Figure 9. Conformational change in Helix-12 of the Estrogen Receptor ligand-binding domain.

(A) Overlay of the crystal structures showing Helix-12 in the closed conformation (blue) and the open conformation (green), which indicates the pivot point between the two structures. In the RIP simulations, perturbation on Trp-83 (red spheres) induces a large conformational change in Helix-12 (red), from the starting conformation of the closed structure (blue), where the hinge of the perturbed motion corresponds to the pivot point of the crystal structures.

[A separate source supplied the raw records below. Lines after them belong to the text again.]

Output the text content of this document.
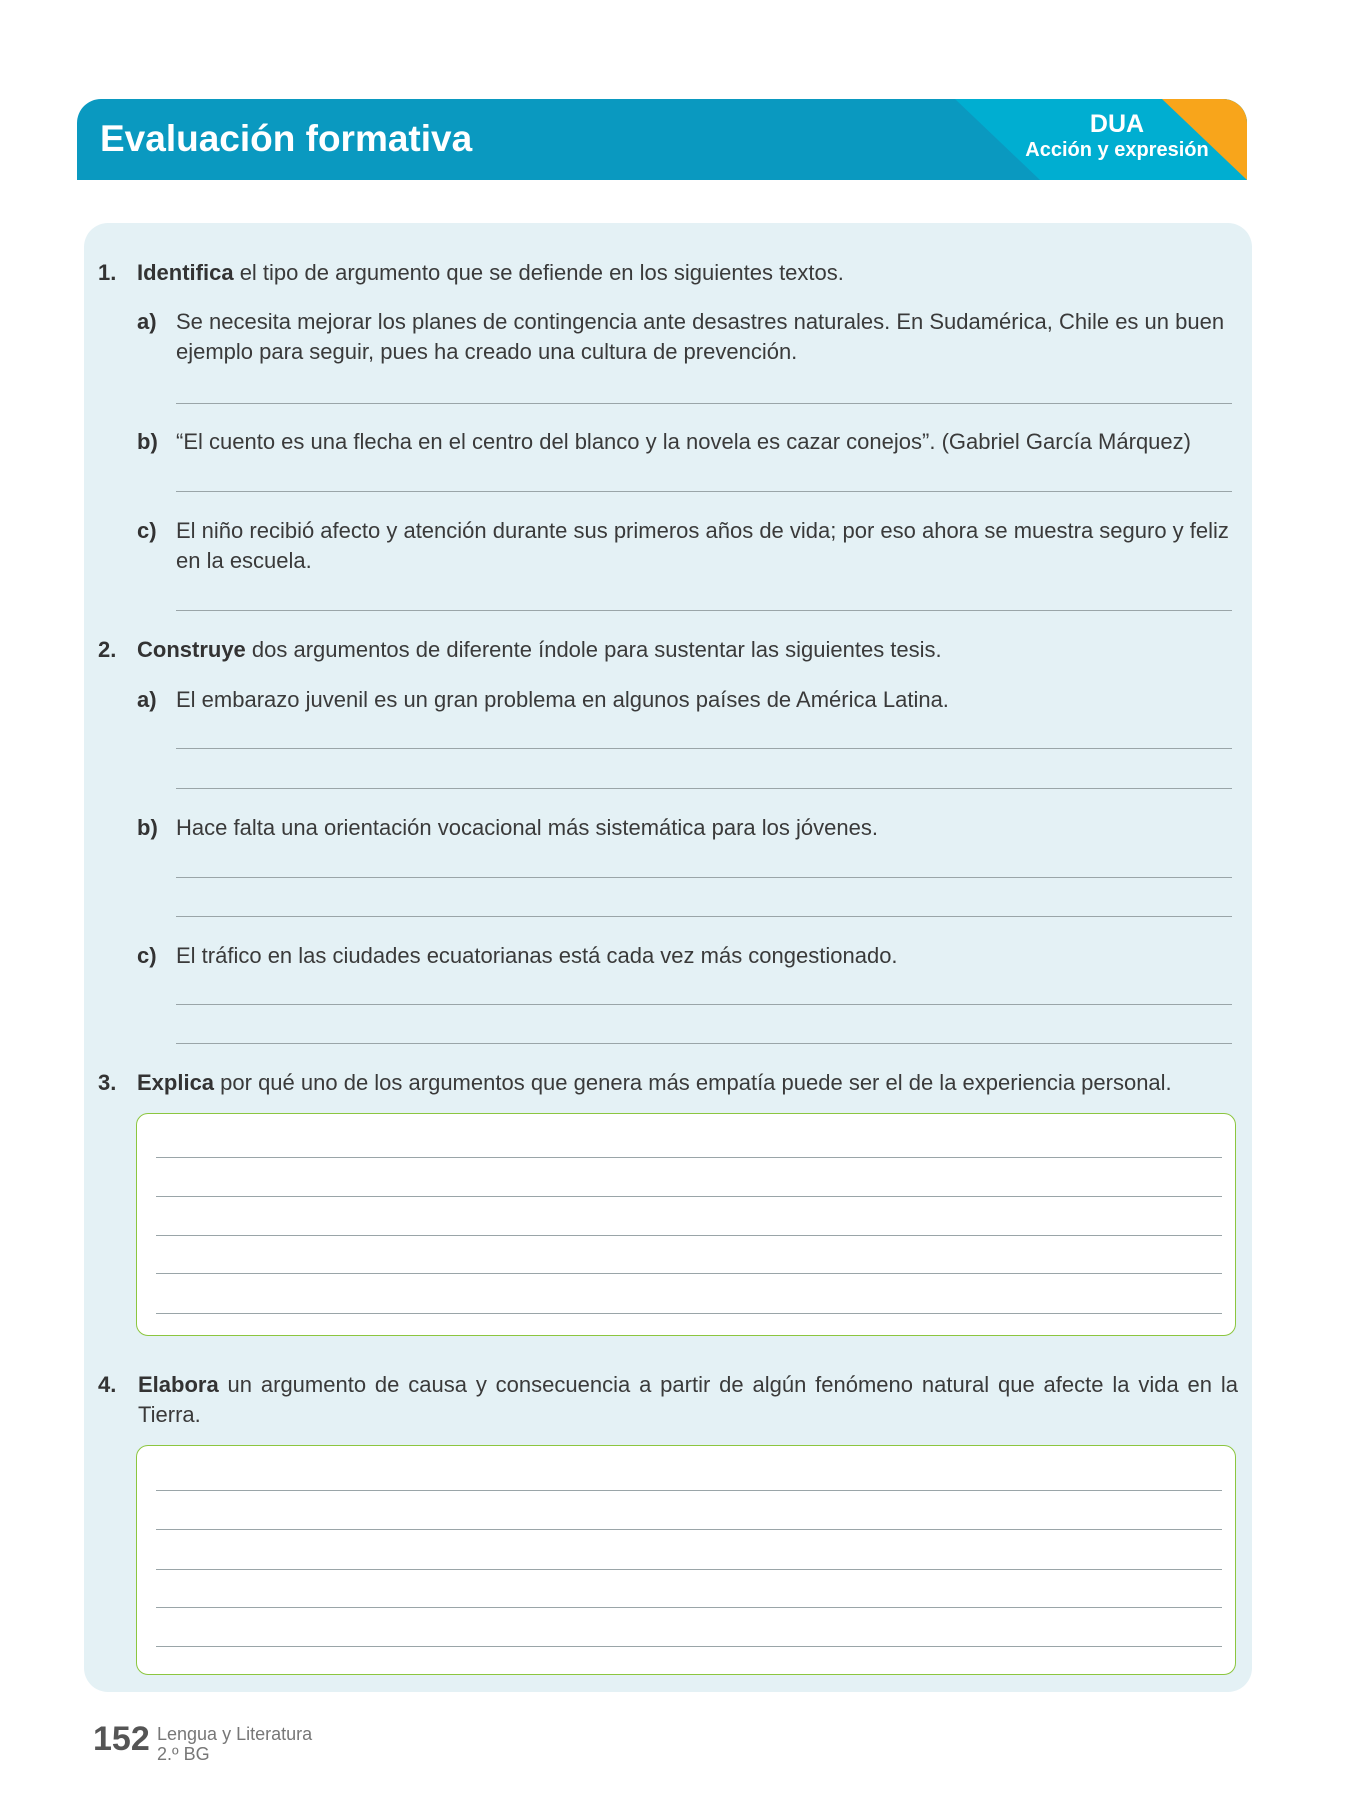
Evaluación formativa	DUA
Acción y expresión
1. Identifica el tipo de argumento que se defiende en los siguientes textos.
a) Se necesita mejorar los planes de contingencia ante desastres naturales. En Sudamérica, Chile es un buen ejemplo para seguir, pues ha creado una cultura de prevención.
b) “El cuento es una flecha en el centro del blanco y la novela es cazar conejos”. (Gabriel García Márquez)
c) El niño recibió afecto y atención durante sus primeros años de vida; por eso ahora se muestra seguro y feliz en la escuela.
2. Construye dos argumentos de diferente índole para sustentar las siguientes tesis.
a) El embarazo juvenil es un gran problema en algunos países de América Latina.
b) Hace falta una orientación vocacional más sistemática para los jóvenes.
c) El tráfico en las ciudades ecuatorianas está cada vez más congestionado.
3. Explica por qué uno de los argumentos que genera más empatía puede ser el de la experiencia personal.
4. Elabora un argumento de causa y consecuencia a partir de algún fenómeno natural que afecte la vida en la Tierra.
152 Lengua y Literatura
2.º BG
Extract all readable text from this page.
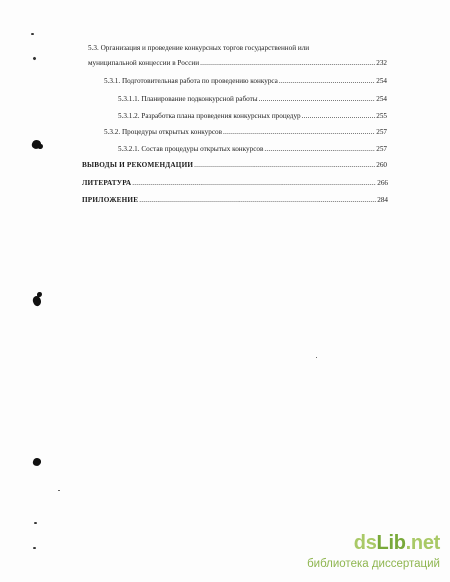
5.3. Организация и проведение конкурсных торгов государственной или
муниципальной концессии в России .....	232
5.3.1. Подготовительная работа по проведению конкурса .....	254
5.3.1.1. Планирование подконкурсной работы .....	254
5.3.1.2. Разработка плана проведения конкурсных процедур .....	255
5.3.2. Процедуры открытых конкурсов .....	257
5.3.2.1. Состав процедуры открытых конкурсов .....	257
ВЫВОДЫ И РЕКОМЕНДАЦИИ .....	260
ЛИТЕРАТУРА .....	266
ПРИЛОЖЕНИЕ .....	284
dsLib.net
библиотека диссертаций
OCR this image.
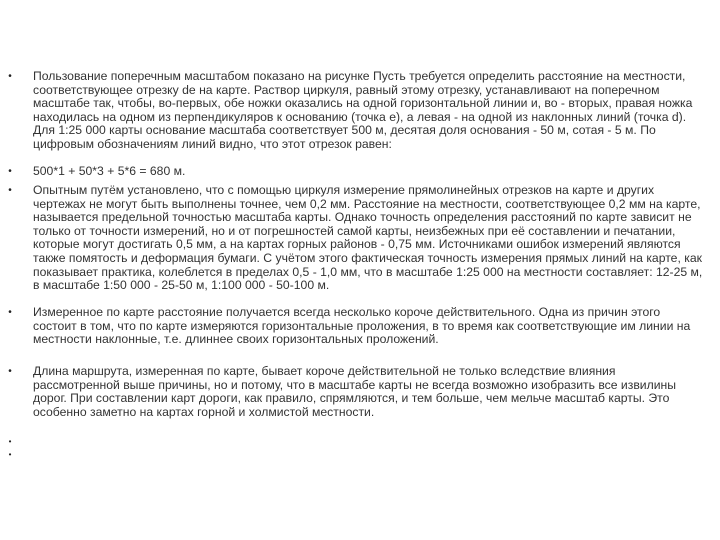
•	Пользование поперечным масштабом показано на рисунке Пусть требуется определить расстояние на местности, соответствующее отрезку de на карте. Раствор циркуля, равный этому отрезку, устанавливают на поперечном масштабе так, чтобы, во-первых, обе ножки оказались на одной горизонтальной линии и, во - вторых, правая ножка находилась на одном из перпендикуляров к основанию (точка e), а левая - на одной из наклонных линий (точка d). Для 1:25 000 карты основание масштаба соответствует 500 м, десятая доля основания - 50 м, сотая - 5 м. По цифровым обозначениям линий видно, что этот отрезок равен:
•	500*1 + 50*3 + 5*6 = 680 м.
•	Опытным путём установлено, что с помощью циркуля измерение прямолинейных отрезков на карте и других чертежах не могут быть выполнены точнее, чем 0,2 мм. Расстояние на местности, соответствующее 0,2 мм на карте, называется предельной точностью масштаба карты. Однако точность определения расстояний по карте зависит не только от точности измерений, но и от погрешностей самой карты, неизбежных при её составлении и печатании, которые могут достигать 0,5 мм, а на картах горных районов - 0,75 мм. Источниками ошибок измерений являются также помятость и деформация бумаги. С учётом этого фактическая точность измерения прямых линий на карте, как показывает практика, колеблется в пределах 0,5 - 1,0 мм, что в масштабе 1:25 000 на местности составляет: 12-25 м, в масштабе 1:50 000 - 25-50 м, 1:100 000 - 50-100 м.
•	Измеренное по карте расстояние получается всегда несколько короче действительного. Одна из причин этого состоит в том, что по карте измеряются горизонтальные проложения, в то время как соответствующие им линии на местности наклонные, т.е. длиннее своих горизонтальных проложений.
•	Длина маршрута, измеренная по карте, бывает короче действительной не только вследствие влияния рассмотренной выше причины, но и потому, что в масштабе карты не всегда возможно изобразить все извилины дорог. При составлении карт дороги, как правило, спрямляются, и тем больше, чем мельче масштаб карты. Это особенно заметно на картах горной и холмистой местности.
•
•
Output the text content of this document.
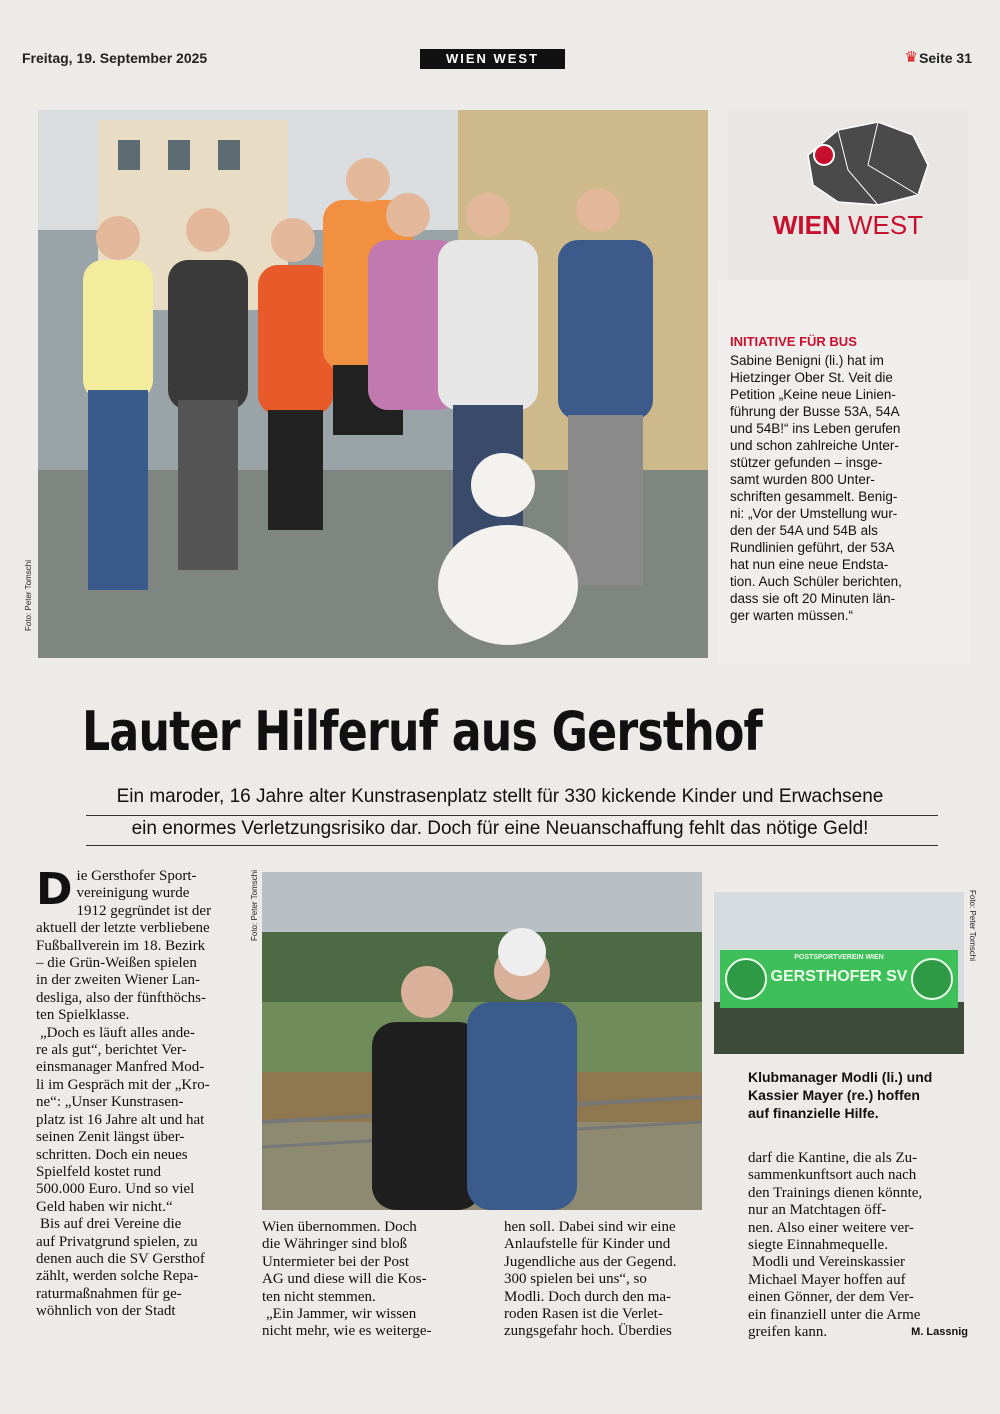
Freitag, 19. September 2025	WIEN WEST	♛ Seite 31
Foto: Peter Tomschi
WIEN WEST
INITIATIVE FÜR BUS
Sabine Benigni (li.) hat im
Hietzinger Ober St. Veit die
Petition „Keine neue Linien-
führung der Busse 53A, 54A
und 54B!“ ins Leben gerufen
und schon zahlreiche Unter-
stützer gefunden – insge-
samt wurden 800 Unter-
schriften gesammelt. Benig-
ni: „Vor der Umstellung wur-
den der 54A und 54B als
Rundlinien geführt, der 53A
hat nun eine neue Endsta-
tion. Auch Schüler berichten,
dass sie oft 20 Minuten län-
ger warten müssen.“
Lauter Hilferuf aus Gersthof
Ein maroder, 16 Jahre alter Kunstrasenplatz stellt für 330 kickende Kinder und Erwachsene
ein enormes Verletzungsrisiko dar. Doch für eine Neuanschaffung fehlt das nötige Geld!
D ie Gersthofer Sport-
vereinigung wurde
1912 gegründet ist der
aktuell der letzte verbliebene
Fußballverein im 18. Bezirk
– die Grün-Weißen spielen
in der zweiten Wiener Lan-
desliga, also der fünfthöchs-
ten Spielklasse.
„Doch es läuft alles ande-
re als gut“, berichtet Ver-
einsmanager Manfred Mod-
li im Gespräch mit der „Kro-
ne“: „Unser Kunstrasen-
platz ist 16 Jahre alt und hat
seinen Zenit längst über-
schritten. Doch ein neues
Spielfeld kostet rund
500.000 Euro. Und so viel
Geld haben wir nicht.“
Bis auf drei Vereine die
auf Privatgrund spielen, zu
denen auch die SV Gersthof
zählt, werden solche Repa-
raturmaßnahmen für ge-
wöhnlich von der Stadt
Foto: Peter Tomschi
POSTSPORTVEREIN WIEN
GERSTHOFER SV
Foto: Peter Tomschi
Klubmanager Modli (li.) und
Kassier Mayer (re.) hoffen
auf finanzielle Hilfe.
Wien übernommen. Doch
die Währinger sind bloß
Untermieter bei der Post
AG und diese will die Kos-
ten nicht stemmen.
„Ein Jammer, wir wissen
nicht mehr, wie es weiterge-
hen soll. Dabei sind wir eine
Anlaufstelle für Kinder und
Jugendliche aus der Gegend.
300 spielen bei uns“, so
Modli. Doch durch den ma-
roden Rasen ist die Verlet-
zungsgefahr hoch. Überdies
darf die Kantine, die als Zu-
sammenkunftsort auch nach
den Trainings dienen könnte,
nur an Matchtagen öff-
nen. Also einer weitere ver-
siegte Einnahmequelle.
Modli und Vereinskassier
Michael Mayer hoffen auf
einen Gönner, der dem Ver-
ein finanziell unter die Arme
greifen kann.	M. Lassnig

Lid Motion of the Chaperone HSP90

Th N-terminal ligand-binding domain of the chaperone HSP90 [42] consists of a active-site lid that is 30 amino acids in length (Figure 1E). The lid is involved in ATP/ADP binding that is associated with the conformational changes of HSP90. The motion of the lid corresponds to an intermediate-scale motion of the lid independent of the body of the protein, as revealed by crystal structures of HSP90 in different ligand-bound states. The RIP deformation map of the HSP90 ligand-binding domain (Figure 10A) in the ADP-bound state, calculated in the absence of ligand, clearly identifies the lid as a highly flexible region. The conformational ensemble of the perturbed structures show large conformational changes in the lid comparable with the scale of motion found in the crystal structures (Figure 5D).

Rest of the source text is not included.